ICG Communications, which has the dubious distinction of being the first telecom to go bankrupt before the bandwidth bubble has been sold for $6.3 million, according to The Rocky Mountain News. Columbia Capital of Alexandria, Va., and M/C Venture Partners of Boston will purchase ICG for 75 cents a share and the assumption of nearly $100 million in debt, the daily reports. Columbia and M/C, which have a combined $2.4 billion in investments in such companies as Nextel and XM Satellite, will create a joint firm to buy ICG, The News adds.

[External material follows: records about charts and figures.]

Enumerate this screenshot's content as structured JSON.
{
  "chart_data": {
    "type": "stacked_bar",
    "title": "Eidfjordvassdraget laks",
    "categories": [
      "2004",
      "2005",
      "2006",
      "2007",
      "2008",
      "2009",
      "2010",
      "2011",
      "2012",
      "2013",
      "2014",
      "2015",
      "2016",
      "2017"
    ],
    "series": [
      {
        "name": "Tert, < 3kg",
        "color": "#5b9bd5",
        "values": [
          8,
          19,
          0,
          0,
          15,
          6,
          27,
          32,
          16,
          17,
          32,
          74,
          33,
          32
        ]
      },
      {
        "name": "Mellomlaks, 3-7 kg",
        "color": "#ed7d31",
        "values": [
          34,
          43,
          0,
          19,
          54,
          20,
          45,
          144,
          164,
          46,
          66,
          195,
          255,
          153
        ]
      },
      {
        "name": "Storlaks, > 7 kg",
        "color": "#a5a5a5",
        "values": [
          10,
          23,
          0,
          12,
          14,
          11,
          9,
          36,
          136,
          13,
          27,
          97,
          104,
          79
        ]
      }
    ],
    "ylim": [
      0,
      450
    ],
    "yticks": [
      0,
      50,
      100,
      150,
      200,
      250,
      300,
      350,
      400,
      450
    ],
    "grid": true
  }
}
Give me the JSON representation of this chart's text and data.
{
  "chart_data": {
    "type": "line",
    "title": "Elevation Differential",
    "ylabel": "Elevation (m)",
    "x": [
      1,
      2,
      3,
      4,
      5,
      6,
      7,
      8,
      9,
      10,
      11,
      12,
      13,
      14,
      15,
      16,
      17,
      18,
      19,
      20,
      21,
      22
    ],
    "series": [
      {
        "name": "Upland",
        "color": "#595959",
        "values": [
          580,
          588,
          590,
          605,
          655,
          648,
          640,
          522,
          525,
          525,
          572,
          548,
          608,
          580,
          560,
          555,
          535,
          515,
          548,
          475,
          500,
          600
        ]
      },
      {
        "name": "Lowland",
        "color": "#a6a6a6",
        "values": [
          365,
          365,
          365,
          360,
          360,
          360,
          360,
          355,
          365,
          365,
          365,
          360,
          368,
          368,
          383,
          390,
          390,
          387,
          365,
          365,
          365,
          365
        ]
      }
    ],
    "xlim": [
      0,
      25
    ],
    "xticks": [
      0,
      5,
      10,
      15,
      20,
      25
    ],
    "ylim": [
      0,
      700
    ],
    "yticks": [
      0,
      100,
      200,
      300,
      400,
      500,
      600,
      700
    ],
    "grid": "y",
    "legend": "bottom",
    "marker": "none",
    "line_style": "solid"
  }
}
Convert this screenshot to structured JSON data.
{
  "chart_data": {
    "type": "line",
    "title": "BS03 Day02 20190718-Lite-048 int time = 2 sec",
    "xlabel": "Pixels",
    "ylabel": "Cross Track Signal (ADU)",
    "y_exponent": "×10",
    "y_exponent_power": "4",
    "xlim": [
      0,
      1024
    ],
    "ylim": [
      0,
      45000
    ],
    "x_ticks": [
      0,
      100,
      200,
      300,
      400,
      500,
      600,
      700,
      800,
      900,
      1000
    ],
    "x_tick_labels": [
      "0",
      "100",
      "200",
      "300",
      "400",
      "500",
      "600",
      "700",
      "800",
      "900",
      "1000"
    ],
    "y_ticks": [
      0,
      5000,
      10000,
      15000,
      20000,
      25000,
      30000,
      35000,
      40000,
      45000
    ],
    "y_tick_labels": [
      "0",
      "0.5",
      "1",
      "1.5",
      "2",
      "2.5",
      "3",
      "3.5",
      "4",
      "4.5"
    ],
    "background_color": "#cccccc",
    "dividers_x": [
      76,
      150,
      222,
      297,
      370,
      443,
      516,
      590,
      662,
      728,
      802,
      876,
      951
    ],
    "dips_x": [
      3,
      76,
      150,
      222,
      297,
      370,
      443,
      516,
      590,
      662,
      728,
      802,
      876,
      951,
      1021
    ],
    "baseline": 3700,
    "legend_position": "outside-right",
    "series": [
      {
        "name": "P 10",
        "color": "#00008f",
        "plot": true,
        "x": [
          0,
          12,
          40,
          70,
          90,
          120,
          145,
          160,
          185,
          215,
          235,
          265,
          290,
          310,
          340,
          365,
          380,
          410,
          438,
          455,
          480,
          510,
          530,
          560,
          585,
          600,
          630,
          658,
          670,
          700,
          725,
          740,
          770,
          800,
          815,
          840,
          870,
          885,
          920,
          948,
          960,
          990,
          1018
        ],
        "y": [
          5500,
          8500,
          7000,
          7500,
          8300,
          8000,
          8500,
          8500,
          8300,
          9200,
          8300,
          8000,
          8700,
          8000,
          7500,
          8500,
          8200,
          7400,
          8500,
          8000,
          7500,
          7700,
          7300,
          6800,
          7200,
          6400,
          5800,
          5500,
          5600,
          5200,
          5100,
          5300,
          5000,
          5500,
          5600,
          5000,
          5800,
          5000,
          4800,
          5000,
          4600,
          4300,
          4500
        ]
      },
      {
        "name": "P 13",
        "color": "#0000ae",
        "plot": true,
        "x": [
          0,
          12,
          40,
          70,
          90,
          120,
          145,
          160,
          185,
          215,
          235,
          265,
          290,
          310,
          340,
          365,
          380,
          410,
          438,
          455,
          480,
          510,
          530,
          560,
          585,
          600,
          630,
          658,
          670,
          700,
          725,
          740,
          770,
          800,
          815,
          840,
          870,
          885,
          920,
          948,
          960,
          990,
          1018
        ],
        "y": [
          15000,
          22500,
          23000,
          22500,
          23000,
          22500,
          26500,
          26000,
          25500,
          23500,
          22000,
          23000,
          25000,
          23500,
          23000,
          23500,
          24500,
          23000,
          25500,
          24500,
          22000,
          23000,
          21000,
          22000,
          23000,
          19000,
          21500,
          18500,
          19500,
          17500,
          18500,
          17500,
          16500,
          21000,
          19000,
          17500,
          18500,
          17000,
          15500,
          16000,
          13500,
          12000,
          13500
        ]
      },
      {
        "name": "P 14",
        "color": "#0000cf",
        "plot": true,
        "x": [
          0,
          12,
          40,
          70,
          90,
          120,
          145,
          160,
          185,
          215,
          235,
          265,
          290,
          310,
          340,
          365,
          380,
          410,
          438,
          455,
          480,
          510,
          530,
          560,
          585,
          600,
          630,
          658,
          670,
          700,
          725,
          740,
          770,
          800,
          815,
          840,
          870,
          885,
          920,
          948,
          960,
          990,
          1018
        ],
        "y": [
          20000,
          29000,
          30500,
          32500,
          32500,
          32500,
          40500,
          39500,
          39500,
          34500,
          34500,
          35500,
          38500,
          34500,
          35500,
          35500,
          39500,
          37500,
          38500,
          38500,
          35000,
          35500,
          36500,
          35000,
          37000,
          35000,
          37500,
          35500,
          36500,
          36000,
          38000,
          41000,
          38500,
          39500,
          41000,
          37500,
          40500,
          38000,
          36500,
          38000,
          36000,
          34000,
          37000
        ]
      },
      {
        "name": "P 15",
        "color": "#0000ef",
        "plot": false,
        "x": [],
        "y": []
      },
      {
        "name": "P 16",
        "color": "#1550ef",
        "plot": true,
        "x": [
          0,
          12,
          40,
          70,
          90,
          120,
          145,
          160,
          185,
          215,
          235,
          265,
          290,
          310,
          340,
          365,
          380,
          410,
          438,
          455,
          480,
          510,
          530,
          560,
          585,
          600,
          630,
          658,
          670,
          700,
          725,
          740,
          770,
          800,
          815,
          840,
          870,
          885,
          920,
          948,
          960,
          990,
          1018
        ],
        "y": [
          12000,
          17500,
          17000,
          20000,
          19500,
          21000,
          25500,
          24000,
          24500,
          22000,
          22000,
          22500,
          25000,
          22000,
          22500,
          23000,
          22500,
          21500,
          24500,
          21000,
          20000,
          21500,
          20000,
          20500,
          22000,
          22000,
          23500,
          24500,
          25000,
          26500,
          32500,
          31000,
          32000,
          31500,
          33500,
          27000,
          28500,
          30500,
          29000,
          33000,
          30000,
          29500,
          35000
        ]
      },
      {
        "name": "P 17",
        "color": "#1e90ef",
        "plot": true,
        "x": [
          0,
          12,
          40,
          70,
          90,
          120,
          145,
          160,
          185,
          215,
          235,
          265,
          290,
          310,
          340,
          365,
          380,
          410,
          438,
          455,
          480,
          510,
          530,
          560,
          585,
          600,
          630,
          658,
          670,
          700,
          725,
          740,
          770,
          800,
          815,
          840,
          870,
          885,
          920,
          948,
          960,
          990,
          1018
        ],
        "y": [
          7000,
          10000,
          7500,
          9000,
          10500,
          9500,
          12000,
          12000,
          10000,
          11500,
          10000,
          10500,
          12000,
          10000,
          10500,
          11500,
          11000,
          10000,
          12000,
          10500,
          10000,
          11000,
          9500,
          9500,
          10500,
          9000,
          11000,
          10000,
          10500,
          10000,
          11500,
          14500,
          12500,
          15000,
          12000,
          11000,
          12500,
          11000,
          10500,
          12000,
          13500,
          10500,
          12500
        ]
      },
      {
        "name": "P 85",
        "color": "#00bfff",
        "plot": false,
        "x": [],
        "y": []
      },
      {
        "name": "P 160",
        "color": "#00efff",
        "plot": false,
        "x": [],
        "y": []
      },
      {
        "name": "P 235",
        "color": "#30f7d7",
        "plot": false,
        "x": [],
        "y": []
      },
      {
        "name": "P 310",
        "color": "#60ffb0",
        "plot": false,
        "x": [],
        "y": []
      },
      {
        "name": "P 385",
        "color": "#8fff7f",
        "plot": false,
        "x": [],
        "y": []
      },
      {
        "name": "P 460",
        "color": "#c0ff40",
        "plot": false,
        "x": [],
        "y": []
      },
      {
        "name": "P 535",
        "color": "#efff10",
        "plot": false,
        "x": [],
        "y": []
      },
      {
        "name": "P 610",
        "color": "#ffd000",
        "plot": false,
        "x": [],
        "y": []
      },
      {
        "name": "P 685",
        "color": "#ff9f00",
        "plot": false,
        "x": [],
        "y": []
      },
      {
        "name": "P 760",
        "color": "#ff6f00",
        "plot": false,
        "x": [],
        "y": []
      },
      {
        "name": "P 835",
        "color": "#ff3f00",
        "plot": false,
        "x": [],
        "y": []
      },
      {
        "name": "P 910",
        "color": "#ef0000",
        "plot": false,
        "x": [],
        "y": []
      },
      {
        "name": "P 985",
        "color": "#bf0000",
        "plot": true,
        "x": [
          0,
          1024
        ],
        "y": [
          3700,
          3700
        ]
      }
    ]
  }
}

This is the second major crisis for the company. In the first stage, high profile and free-spending Shelby Bryan, also known as Mr. Anna Wintour, (who is the frosty and imperial editor of Vogue) was to blame. After going bankrupt, the company was nursed back to health by turnaround expert Randall Curran, and emerged as an intact company nearly two years ago. But with ICG’s biggest customer Qwest in trouble itself, it was only a matter of time before ICG ran out of cash. I am not sure of this but Cisco might be taking some write-off on this one. They sold tons of equipment to ICG and used them as a poster child for their IP-Network vision.
ICG’s bankruptcy proves my theory of bankrupt-go-bankrupt which was published two years ago in the last days of disco, err, red herring! Well I guess I was a year too early on that one!